1. Could you explain the significance of your article to the non-specialist? 

The main aim of our work was to use fluorescent semiconductor (CdTe) nanocrystals (also know as quantum dots, QDs) as assays for biological imaging. QDs possess characteristic spectral emission properties which are tunable to a desired energy by selection of the particle size and composition of the nanoparticle. In addition, QDs display dimensional similarities to many biomolecules permitting their bioconjugation and use as biosensors. The CdTe QD fluorescence, which can be greatly enhanced by their photoetching, allows us to monitor their behaviour and localisation by fluorescent confocal microscopy in vitro. In our studies we have found that CdTe QDs can effectively and quickly (within 10 minutes) penetrate the outer membrane of phagocytic white blood cells (involved in the immune system) illuminating the intracellular components. This research demonstrates the great potential of CdTe QDs to serve as probes for specific in vitro biolabelling.

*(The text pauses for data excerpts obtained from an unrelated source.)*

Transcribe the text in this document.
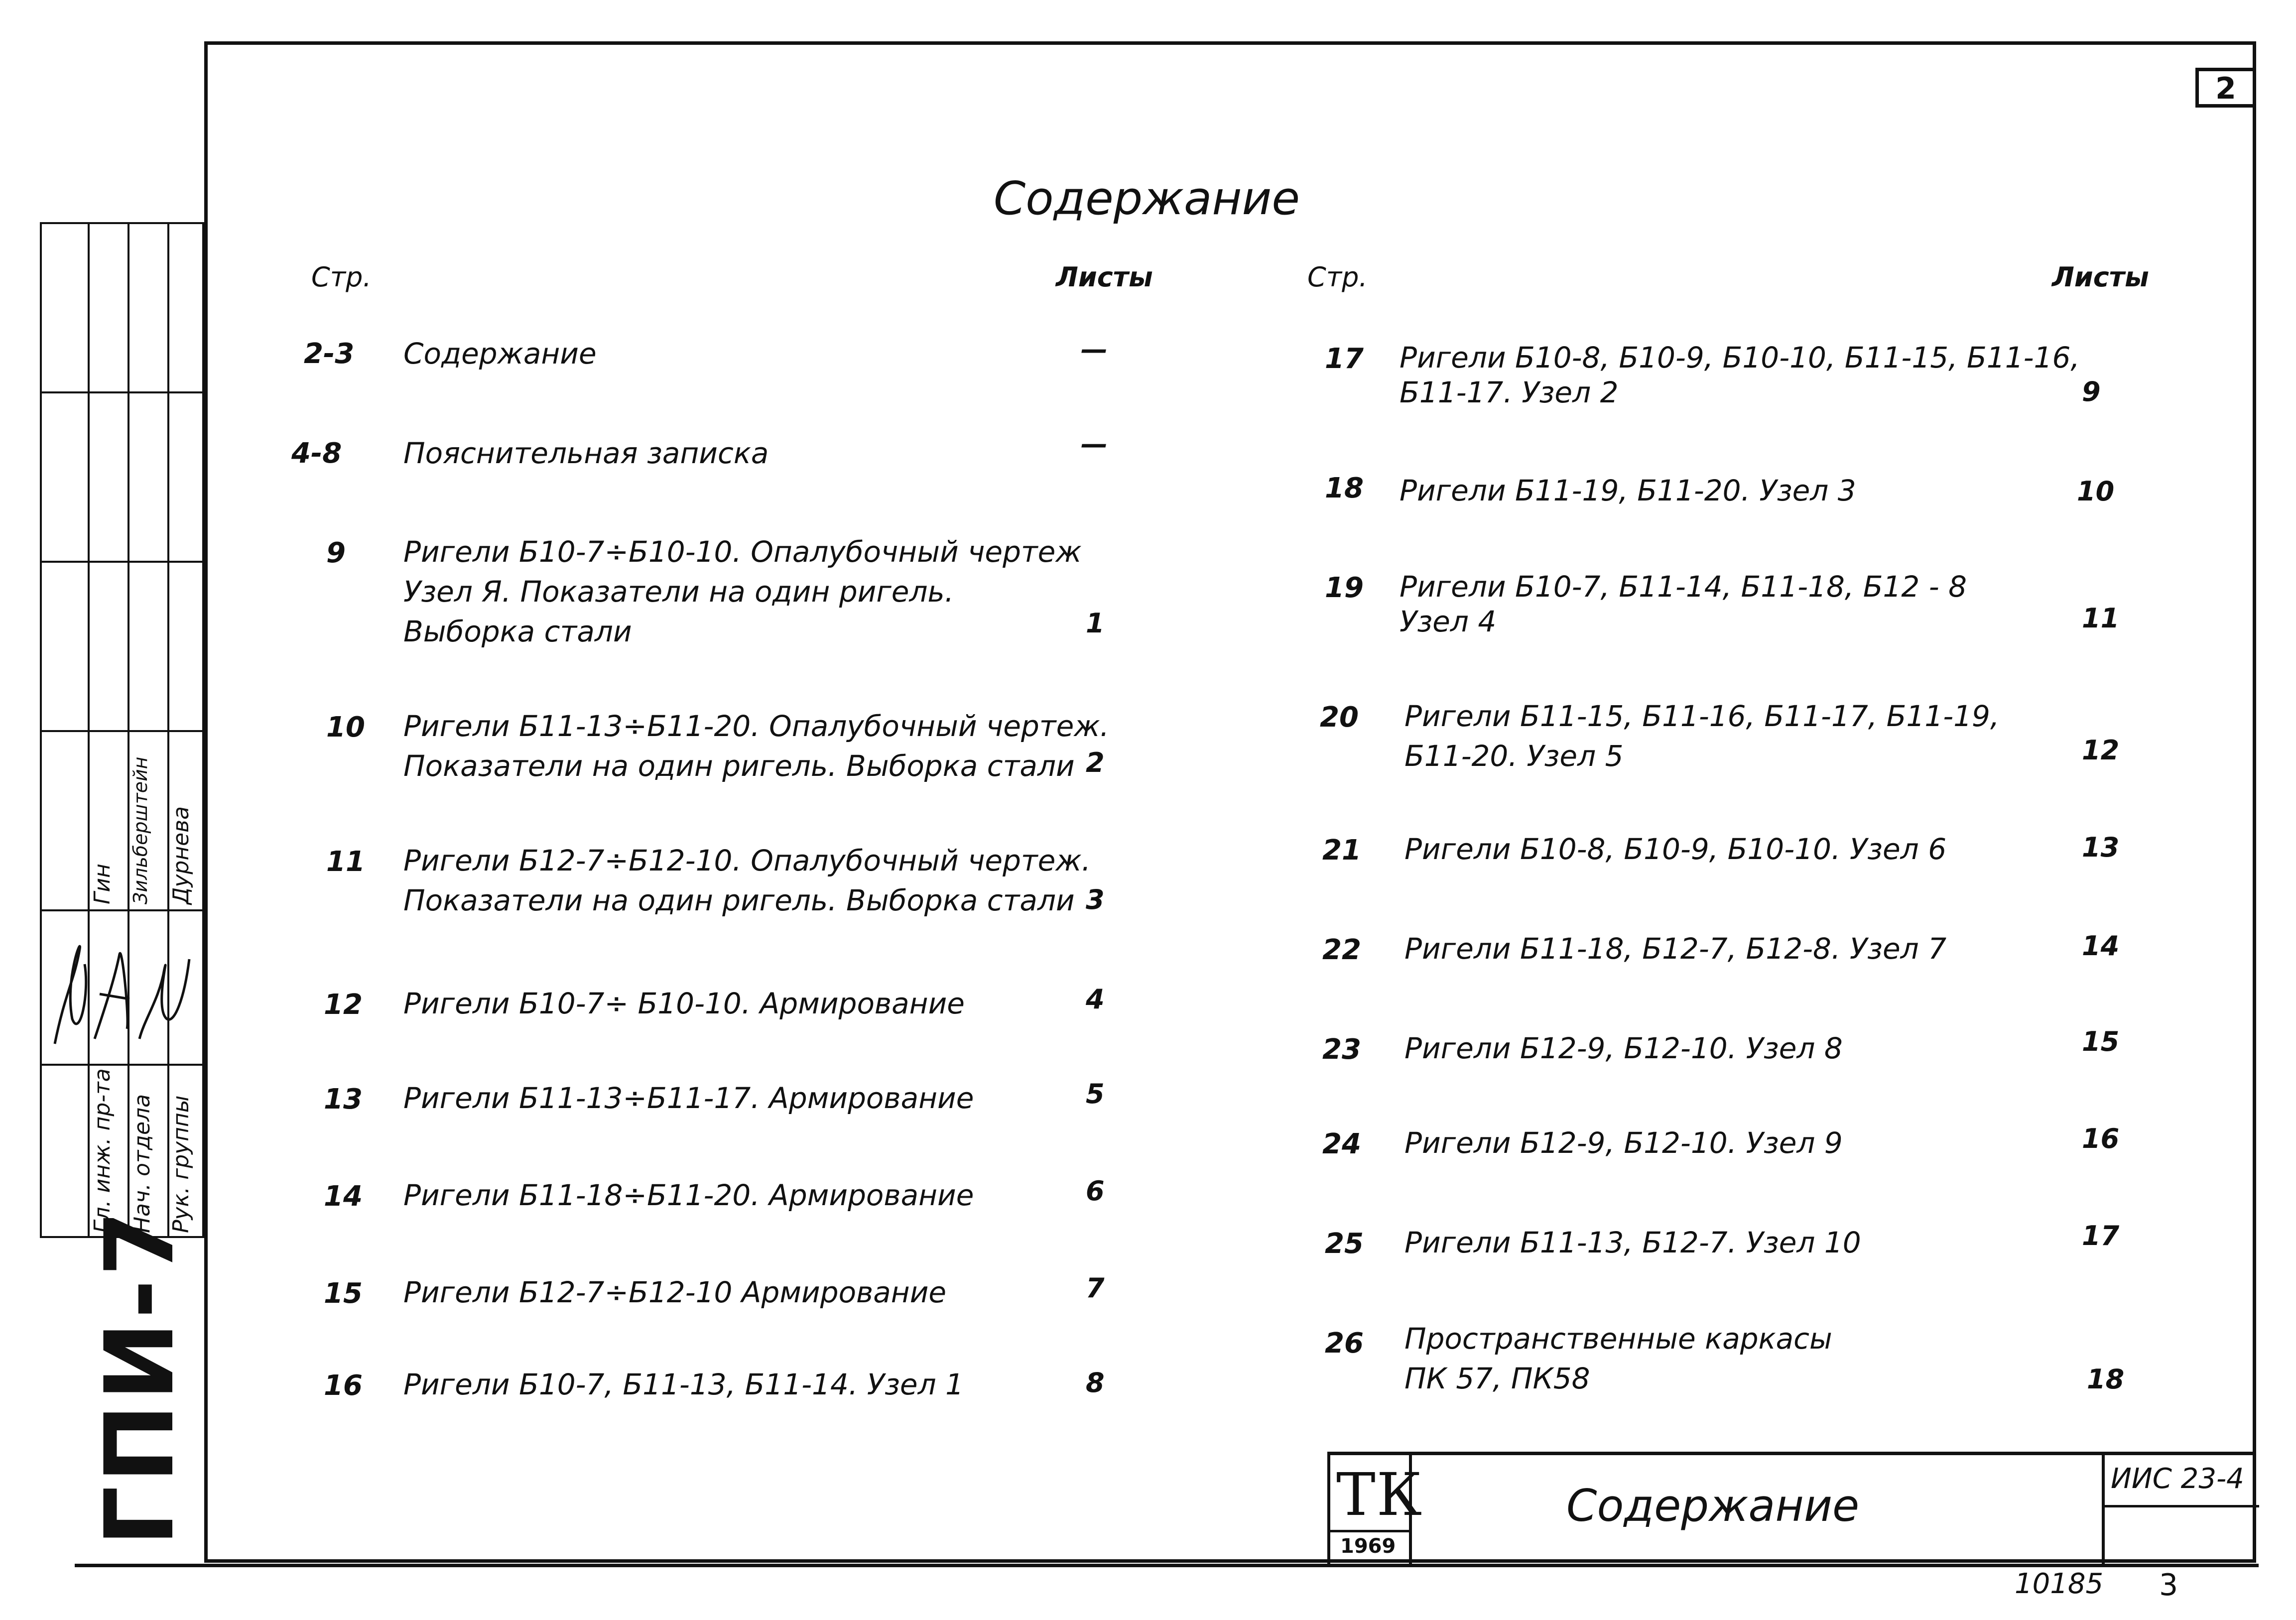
2
Гл. инж. пр-та Нач. отдела Рук. группы
Гин Зильберштейн Дурнева
ГПИ-7
Содержание
Стр.	Листы	Стр.	Листы
2-3 Содержание	—
4-8 Пояснительная записка	—
9 Ригели Б10-7÷Б10-10. Опалубочный чертеж
Узел Я. Показатели на один ригель.
Выборка стали	1
10 Ригели Б11-13÷Б11-20. Опалубочный чертеж.
Показатели на один ригель. Выборка стали 2
11 Ригели Б12-7÷Б12-10. Опалубочный чертеж.
Показатели на один ригель. Выборка стали 3
12 Ригели Б10-7÷ Б10-10. Армирование	4
13 Ригели Б11-13÷Б11-17. Армирование	5
14 Ригели Б11-18÷Б11-20. Армирование	6
15 Ригели Б12-7÷Б12-10 Армирование	7
16 Ригели Б10-7, Б11-13, Б11-14. Узел 1	8
17 Ригели Б10-8, Б10-9, Б10-10, Б11-15, Б11-16,
Б11-17. Узел 2	9
18 Ригели Б11-19, Б11-20. Узел 3	10
19 Ригели Б10-7, Б11-14, Б11-18, Б12 - 8
Узел 4	11
20 Ригели Б11-15, Б11-16, Б11-17, Б11-19,
Б11-20. Узел 5	12
21 Ригели Б10-8, Б10-9, Б10-10. Узел 6	13
22 Ригели Б11-18, Б12-7, Б12-8. Узел 7	14
23 Ригели Б12-9, Б12-10. Узел 8	15
24 Ригели Б12-9, Б12-10. Узел 9	16
25 Ригели Б11-13, Б12-7. Узел 10	17
26 Пространственные каркасы
ПК 57, ПК58	18
ТК
1969
Содержание
ИИС 23-4
10185 3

In addition CdTe QD based nanocomposites could also be potentially utilised for monitoring of targeted drug delivery and for controlled modification of structural and functional properties of intracellular components. In the long term this research might also enable us to understand the mechanistic pathways of penetration by very small toxic particles (for example cancerogenous dust nanoparticles) and viruses into immune systems cells and help in diagnostic recognition and treatment of cancer, HIV and many other diseases.

 

2. What has motivated you to conduct this work? 

Traditional methods for detecting biological compounds in vivo and in vitro rely mostly on the use of radioactive markers or fluorescent dyes as tags. However, these have a number of chemical and physical limitations which include the cost and complexity of methods utilizing multiple fluorescent dyes and the deterioration of their fluorescence intensity upon prolonged exposure to excitation light (photobleaching). 

In addition, the differences in the chemical properties of standard organic fluorescent dyes make multiple, parallel assays quite impractical since different chemical reactions may be involved for each dye used in the variety of applications of fluorescent labels. Currently there are a lot of efforts towards new methods of detecting biological objects. The main motivation of our work was the need to develop fluorescent CdTe QDs, which could serve as new assays for biological cellular imaging.

 

3. Where do you see this work developing in the future? 

The next steps will be to develop CdTe quantum dots possessing specific functionalities for targeted intracellular localisation and investigation of the mechanistic pathways. Then potential applications of quantum dots for monitoring of drug delivery and examination of various intracellular processes should be explored.

 

4. Are there any particular challenges facing future research in this area?

We believe that anticipated challenges and technical problems will be related to the synthesis of QD nanocomposites having various functional groups, their physiological stability, toxicity and biocompatibility.